After all that waiting, it seemed so simple. Five days after re-opening the case, the man who had haunted Laura's life was behind bars.

"I felt like celebrating. I felt freedom. I felt vindication. I felt justice. I mean, it was just an overwhelming experience," she says.

But as it turns out, there was no good reason why Alphonso Hill couldn't have been picked up much sooner. The fingerprint database had been up and running since 1991, and Hill's prints had been in the system for years.

"My feelings about the police department are that yeah, they really mishandled me as a rape victim in this case," says Laura, who says that only her dogged persistence solved this case. She never wavered in her story to police, or to the family who doubted her.

"You know, my mother was the first one to pick up the phone and call me to say, 'I'm really sorry that this happened.' She apologized," says Laura. "But it was tempered by her explanation that the reason she didn't believe me was because the police didn't believe me."

But by trial two years ago, there was no doubt. Seeing him for the first time in the courtroom, Laura glared at Alphonso Hill as he pled guilty to raping her.

"I was just hoping she was able to feel that I was sincerely sorry for what I had done in every way possible," says Hill.

"I said I have lived 19 years of hell," says Laura. "And I've lived in fear because of what you did.
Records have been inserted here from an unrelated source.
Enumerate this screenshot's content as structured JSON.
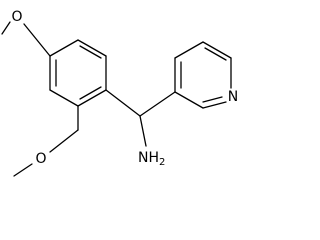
{
  "atoms": [
    {
      "label": "O"
    },
    {
      "label": "O"
    },
    {
      "label": "NH",
      "subscript": "2"
    },
    {
      "label": "N"
    }
  ]
}
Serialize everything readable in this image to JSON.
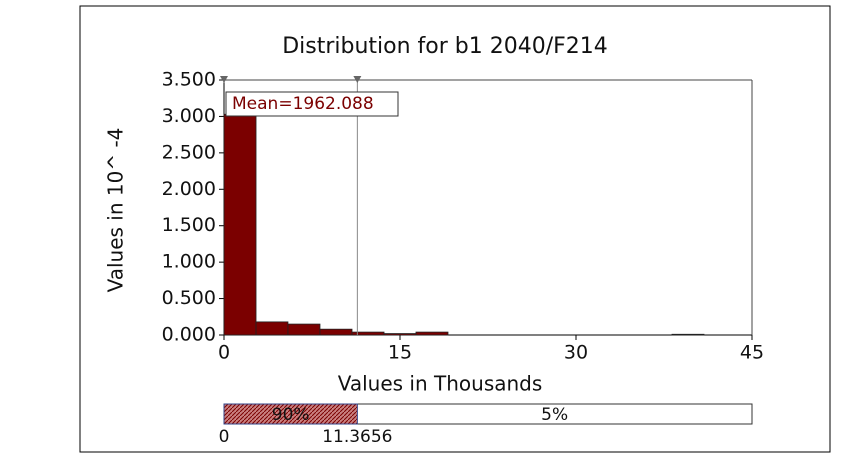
{
  "chart_data": {
    "type": "histogram",
    "title": "Distribution for b1 2040/F214",
    "y_label": "Values in 10^ -4",
    "x_label": "Values in Thousands",
    "annotation": "Mean=1962.088",
    "bins": [
      0,
      2.73,
      5.45,
      8.18,
      10.91,
      13.64,
      16.36,
      19.09,
      21.82,
      24.55,
      27.27,
      30,
      32.73,
      35.45,
      38.18,
      40.91
    ],
    "values": [
      3.03,
      0.18,
      0.15,
      0.08,
      0.04,
      0.02,
      0.04,
      0,
      0,
      0,
      0,
      0,
      0,
      0,
      0.01
    ],
    "color": "#7b0000",
    "xlim": [
      0,
      45
    ],
    "xticks": [
      0,
      15,
      30,
      45
    ],
    "ylim": [
      0,
      3.5
    ],
    "yticks": [
      {
        "value": 0,
        "label": "0.000"
      },
      {
        "value": 0.5,
        "label": "0.500"
      },
      {
        "value": 1,
        "label": "1.000"
      },
      {
        "value": 1.5,
        "label": "1.500"
      },
      {
        "value": 2,
        "label": "2.000"
      },
      {
        "value": 2.5,
        "label": "2.500"
      },
      {
        "value": 3,
        "label": "3.000"
      },
      {
        "value": 3.5,
        "label": "3.500"
      }
    ],
    "delimiters": [
      0,
      11.3656
    ],
    "middle_percent": "90%",
    "right_percent": "5%"
  }
}
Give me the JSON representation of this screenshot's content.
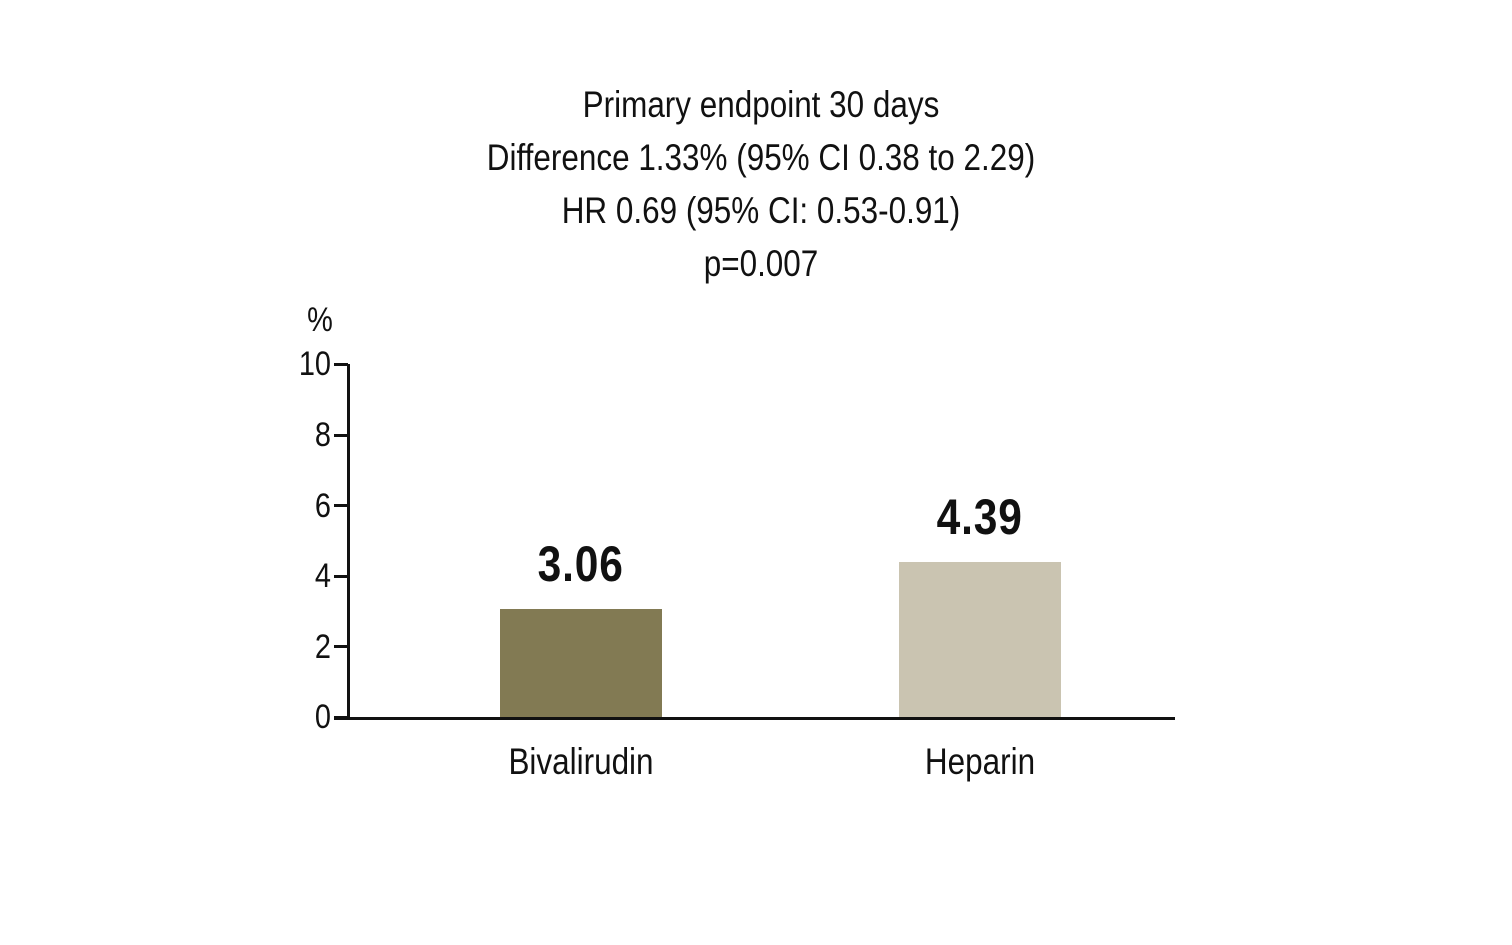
{
  "chart_data": {
    "type": "bar",
    "title": "Primary endpoint 30 days",
    "subtitle_lines": [
      "Difference 1.33% (95% CI 0.38 to 2.29)",
      "HR 0.69 (95% CI: 0.53-0.91)",
      "p=0.007"
    ],
    "categories": [
      "Bivalirudin",
      "Heparin"
    ],
    "values": [
      3.06,
      4.39
    ],
    "value_labels": [
      "3.06",
      "4.39"
    ],
    "ylabel": "%",
    "ylim": [
      0,
      10
    ],
    "yticks": [
      10,
      8,
      6,
      4,
      2,
      0
    ],
    "grid": false,
    "legend": "none",
    "bar_colors": [
      "#827A53",
      "#CAC4B1"
    ],
    "axis_color": "#111111",
    "text_color": "#111111"
  }
}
And I said, 'I'm really angry about it. And I don't want to be angry anymore.' And I said, 'Thank you for saying your sorry and taking responsibility for it. I hope I can eventually get to the point of forgiveness.'"


Hill was sentenced to 15 years. And in her personal life, Laura has moved on. She now has a new husband, and a baby son born just two weeks ago.

"I think I'm doing great. I mean I have a wonderful life," says Laura. "I feel grateful for the outcome and I feel thankful for the life that I have."

What happened two decades ago has given her a new purpose in life.

"I want the perception of this crime to change," says Laura. In May 2003, she launched a foundation to spread the word that old cases can be solved.

"The idea for the foundation is really to get people to come forward and go to their local police departments to push to have their cases re-opened," she says. "And to push to re-examine the estimated 500,000 rape kits gathering dust in evidence rooms across the country."

"It is all around us. It is happening every day all around us to people that we know. And no one talks about it. And until we start to talk about it, it will not change."